The scheme was developed ahead of the Government’s announcement to create an annual “report card” to tackle and improve social mobility. Gordons has already approached a number of schools and colleges in Leeds and Bradford, where its offices are located, and is discussing appropriate candidates with teaching staff.

Individuals will be interviewed by Gordons partners before a group of 10 work experience candidates are selected to begin working at the firm in July this year. After assessment of the 10, five people within the group will be offered the four-year apprenticeships which begin in September.

Mr Ayre said: “We are looking for bright kids with some evidence of determination and willingness to work hard. We are prepared to help them in every way we can as long as they show the desire and the willingness to work hard.

“This programme has been very well received both in the schools we have been talking to and with our clients. It seems to have struck a note.”

The course is provided at college level and apprentices will work within different parts of the business during their four years of training, qualifying as a legal executive at the end.

Mr Ayre said: “Gordons has always operated as a meritocracy and we pride ourselves on being progressive in everything we do. The apprenticeships are a natural extension of these values. As well as doing our small bit to help create new jobs for some youngsters, we hope to unearth some really talented and driven individuals”.

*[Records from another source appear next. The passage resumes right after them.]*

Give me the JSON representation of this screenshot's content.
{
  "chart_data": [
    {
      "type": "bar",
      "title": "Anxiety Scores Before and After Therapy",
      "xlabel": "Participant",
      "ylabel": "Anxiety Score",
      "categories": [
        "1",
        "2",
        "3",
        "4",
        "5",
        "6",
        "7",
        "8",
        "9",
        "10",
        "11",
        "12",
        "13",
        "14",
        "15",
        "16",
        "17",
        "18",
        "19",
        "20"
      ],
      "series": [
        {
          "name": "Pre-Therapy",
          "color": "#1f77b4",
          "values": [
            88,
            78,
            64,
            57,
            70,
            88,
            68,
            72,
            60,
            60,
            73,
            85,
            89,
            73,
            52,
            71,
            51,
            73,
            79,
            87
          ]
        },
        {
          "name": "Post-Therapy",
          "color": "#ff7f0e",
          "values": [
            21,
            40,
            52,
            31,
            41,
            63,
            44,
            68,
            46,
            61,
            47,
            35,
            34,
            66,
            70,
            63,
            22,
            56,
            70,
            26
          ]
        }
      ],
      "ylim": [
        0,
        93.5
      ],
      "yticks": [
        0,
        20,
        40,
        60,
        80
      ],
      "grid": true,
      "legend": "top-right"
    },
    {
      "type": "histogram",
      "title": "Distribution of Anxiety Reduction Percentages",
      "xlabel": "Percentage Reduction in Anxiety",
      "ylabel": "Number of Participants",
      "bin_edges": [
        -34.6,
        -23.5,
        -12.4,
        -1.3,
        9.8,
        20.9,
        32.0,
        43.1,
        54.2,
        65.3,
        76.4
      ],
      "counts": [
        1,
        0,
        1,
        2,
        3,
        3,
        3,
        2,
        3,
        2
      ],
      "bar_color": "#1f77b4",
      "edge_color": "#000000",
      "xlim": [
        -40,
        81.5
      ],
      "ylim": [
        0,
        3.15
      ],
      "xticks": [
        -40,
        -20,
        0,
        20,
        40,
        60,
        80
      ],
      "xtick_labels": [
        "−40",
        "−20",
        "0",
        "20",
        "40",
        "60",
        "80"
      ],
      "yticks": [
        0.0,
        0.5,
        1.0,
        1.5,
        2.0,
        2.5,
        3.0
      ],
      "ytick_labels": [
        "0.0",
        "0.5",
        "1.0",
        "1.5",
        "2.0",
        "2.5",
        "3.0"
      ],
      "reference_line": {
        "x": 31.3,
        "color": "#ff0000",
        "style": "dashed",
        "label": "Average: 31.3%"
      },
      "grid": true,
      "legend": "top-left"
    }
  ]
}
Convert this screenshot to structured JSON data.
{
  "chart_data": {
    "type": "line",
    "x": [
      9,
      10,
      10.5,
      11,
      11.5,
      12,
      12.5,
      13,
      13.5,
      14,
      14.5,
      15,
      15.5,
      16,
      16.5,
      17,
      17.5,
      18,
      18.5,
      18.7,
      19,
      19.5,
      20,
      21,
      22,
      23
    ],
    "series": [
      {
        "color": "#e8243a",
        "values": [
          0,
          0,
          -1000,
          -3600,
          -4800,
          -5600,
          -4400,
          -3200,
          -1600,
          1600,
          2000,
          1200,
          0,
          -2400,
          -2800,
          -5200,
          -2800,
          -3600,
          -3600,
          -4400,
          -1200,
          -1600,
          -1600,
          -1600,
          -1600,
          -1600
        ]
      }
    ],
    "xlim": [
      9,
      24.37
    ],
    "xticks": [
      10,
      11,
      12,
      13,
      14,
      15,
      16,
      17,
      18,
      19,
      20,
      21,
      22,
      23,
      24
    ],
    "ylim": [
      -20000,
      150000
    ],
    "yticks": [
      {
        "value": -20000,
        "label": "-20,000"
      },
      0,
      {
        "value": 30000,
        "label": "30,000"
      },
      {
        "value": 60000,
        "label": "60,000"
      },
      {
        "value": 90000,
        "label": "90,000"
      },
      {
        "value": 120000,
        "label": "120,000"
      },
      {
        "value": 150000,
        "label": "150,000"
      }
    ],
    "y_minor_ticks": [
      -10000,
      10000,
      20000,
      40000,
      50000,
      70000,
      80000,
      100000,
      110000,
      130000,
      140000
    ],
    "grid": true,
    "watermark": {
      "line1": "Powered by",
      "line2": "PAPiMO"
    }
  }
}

He added: “Now and looking ahead, financial constraints will be more prevalent than before and the industry still has a degree of elitism about it. We want to be part of a country where if you are willing to work hard you can get on and I think everyone benefits from that approach.”

Mr Ayre began his working life as an electrician’s mate in a Sunderland car factory but, academically gifted, he chose law as a career and moved to Leeds in the late 1980s.

In an interview with the Yorkshire Post in 2009, he said: “My dad died when I was little, and my mother was a cleaner in the hospital, so I didn’t have anyone there to tell me that I should go into law. The only advice I got was to work hard and do the right thing.”

Gordons’ turnover for the last financial year was £22m, up 1.5 per cent on the previous year. Last year it was named the joint fourth most profitable law firm in Britain by the Legal Business 100.

Average profit per equity partner was £702,000, up 46 per cent on 2009.


FOUNDED in Bradford in 1844, Gordons enjoyed steady, rather than spectacular, growth for more than 150 years.

By 1999, it had three offices in the Bradford district.

Gordons’ growth began in earnest when it established its presence in Leeds in 2000 with the merger of Gordons Wright and Wright and Cranswick Watson. Initially, the merged firm was known as Gordons Cranswick, until, in 2003, it became known as Gordons.

Its position in Leeds was strengthened the following year by its merger with Nelson and Co, and the firm also bought David Yablon in 2007. Today, Gordons employs 250 people, 180 of which are fee earners.

One of its key long-standing clients is Bradford-based supermarket giant Morrisons. Others include Saint Gobain, international brewer Molson Coors, greetings card retailer Card Factory and the world’s largest electrical heating business Glen Dimplex.